Executive Functioning and the Logistics of Eating
Eating requires more cognitive coordination than it appears — planning, sequencing, decision-making, and the ability to recognize hunger in the first place. For autistic individuals, each of these can present a genuine barrier. Interoceptive awareness, the capacity to read internal bodily signals, is frequently reduced in autism, which means hunger and fullness may not register clearly or consistently. When the basic mechanics of nourishing yourself are harder to access, irregular eating patterns can develop and entrench in ways that have nothing to do with body image.
Masking and Social Pressure
Research identifies camouflaging autistic traits as the strongest predictor of eating disorder symptoms in autistic adults — stronger than sensory processing, stronger than autistic identity. The psychological toll of sustained masking is significant, and in a culture that frames dietary restriction as self-discipline and moral virtue, restrictive eating can become one more way to perform normalcy. It is a visible, socially rewarded behavior in a world that already demands constant performance from autistic people.

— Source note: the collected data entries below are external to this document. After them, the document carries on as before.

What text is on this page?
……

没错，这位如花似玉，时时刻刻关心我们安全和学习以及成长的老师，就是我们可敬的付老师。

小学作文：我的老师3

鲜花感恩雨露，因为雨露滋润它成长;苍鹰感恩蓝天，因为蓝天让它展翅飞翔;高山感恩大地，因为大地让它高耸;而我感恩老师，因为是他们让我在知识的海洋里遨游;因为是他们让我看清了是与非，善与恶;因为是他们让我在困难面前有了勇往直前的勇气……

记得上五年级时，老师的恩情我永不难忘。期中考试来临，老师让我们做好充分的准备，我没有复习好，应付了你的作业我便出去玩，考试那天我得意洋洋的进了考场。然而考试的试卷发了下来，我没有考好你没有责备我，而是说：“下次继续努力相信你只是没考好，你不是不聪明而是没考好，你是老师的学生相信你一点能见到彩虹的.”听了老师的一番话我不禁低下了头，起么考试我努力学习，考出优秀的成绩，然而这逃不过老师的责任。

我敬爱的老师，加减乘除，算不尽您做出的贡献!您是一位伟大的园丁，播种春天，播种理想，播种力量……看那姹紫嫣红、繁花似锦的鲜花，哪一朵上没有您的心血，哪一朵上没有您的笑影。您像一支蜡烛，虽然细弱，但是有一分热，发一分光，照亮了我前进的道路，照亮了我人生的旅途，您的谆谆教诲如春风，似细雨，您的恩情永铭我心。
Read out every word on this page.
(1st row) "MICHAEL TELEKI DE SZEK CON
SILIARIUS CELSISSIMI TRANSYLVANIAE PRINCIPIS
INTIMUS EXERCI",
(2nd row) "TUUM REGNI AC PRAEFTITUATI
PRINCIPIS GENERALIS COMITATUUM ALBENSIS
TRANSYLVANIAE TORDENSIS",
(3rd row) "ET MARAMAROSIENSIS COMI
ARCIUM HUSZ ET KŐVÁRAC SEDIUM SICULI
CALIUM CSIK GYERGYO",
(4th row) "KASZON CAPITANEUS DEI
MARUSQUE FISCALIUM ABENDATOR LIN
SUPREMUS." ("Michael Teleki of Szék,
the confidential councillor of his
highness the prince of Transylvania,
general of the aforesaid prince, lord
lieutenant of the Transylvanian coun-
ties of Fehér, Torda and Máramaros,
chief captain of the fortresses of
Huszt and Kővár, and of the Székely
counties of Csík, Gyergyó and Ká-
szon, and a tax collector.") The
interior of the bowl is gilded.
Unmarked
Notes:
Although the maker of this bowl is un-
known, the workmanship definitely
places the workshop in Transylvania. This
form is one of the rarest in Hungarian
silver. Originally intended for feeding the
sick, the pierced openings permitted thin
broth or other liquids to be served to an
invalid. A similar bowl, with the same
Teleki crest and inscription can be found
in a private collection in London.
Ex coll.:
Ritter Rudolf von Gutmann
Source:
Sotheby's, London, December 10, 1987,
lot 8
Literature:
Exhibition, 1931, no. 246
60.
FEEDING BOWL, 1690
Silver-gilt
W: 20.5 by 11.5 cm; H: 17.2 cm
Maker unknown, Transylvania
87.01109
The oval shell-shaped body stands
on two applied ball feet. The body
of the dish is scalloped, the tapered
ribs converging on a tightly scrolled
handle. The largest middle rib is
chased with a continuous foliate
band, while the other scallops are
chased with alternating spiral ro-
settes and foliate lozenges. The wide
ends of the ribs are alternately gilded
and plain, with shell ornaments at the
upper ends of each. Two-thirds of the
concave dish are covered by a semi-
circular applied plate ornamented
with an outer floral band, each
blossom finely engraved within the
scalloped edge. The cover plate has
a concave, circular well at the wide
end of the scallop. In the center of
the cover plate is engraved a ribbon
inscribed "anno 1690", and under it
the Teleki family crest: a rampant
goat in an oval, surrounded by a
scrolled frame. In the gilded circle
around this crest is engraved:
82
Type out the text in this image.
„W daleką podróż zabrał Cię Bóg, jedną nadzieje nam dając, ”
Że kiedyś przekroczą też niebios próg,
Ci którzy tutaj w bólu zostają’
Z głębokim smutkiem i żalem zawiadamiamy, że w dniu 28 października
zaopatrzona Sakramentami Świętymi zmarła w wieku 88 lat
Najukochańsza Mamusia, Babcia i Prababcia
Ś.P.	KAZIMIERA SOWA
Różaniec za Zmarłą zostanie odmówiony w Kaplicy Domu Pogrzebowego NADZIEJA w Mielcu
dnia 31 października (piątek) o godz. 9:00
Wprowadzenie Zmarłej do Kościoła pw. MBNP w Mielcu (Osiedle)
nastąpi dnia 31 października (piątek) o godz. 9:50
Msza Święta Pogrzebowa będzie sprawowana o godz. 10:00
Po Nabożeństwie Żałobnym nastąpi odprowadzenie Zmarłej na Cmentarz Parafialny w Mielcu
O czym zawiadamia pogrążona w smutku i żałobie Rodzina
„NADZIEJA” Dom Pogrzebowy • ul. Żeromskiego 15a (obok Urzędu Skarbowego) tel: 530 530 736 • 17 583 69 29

Alexithymia and Emotional Experience
Alexithymia — difficulty identifying and describing one’s own emotional states — is highly prevalent in both autism and eating disorder populations, and research suggests it may partly explain why autistic traits correlate with eating disorder symptoms. When internal emotional experience is difficult to read, the nervous system still registers distress; it simply doesn’t come with a label. Behaviors become a way of regulating something that can’t be named, which is why alexithymia is associated with maladaptive coping more broadly — including disordered eating, substance use, and self-harm. Addressing emotional identification, not just eating behavior, is often where meaningful recovery begins.
Treatment Implications
Traditional approaches to eating disorder treatment were not developed with autistic individuals in mind, and the gap shows. Cognitive behavioral therapy, which forms the backbone of most standard care, asks patients to examine and reframe thoughts about food and body image — but when an autistic person’s distress around eating is rooted in genuine sensory experience or an inability to identify their own emotional states, reframing those responses as distorted thinking doesn’t just miss the mark. It can cause harm by invalidating what is real. Autistic individuals with eating disorders also tend to have longer treatment stays and poorer outcomes when their neurodivergence goes unrecognized, which means the cost of getting this wrong is high. Neuroaffirming care doesn’t discard effective treatment — it asks clinicians to understand what is actually driving the behavior before reaching for a standardized response.
Toward Care That Fits
The intersection of autism and eating disorders asks something of clinicians that the field is still learning to do well: sit with complexity, resist assumptions, and follow the person rather than the protocol. Recovery for autistic individuals often looks different — different pacing, different triggers, different definitions of what feeling well actually means. Listening to lived experience isn’t a soft clinical value, it’s a clinical necessity. When we approach these conditions with curiosity rather than a predetermined framework, we create space for something that rigid models rarely leave room for: genuine, lasting change.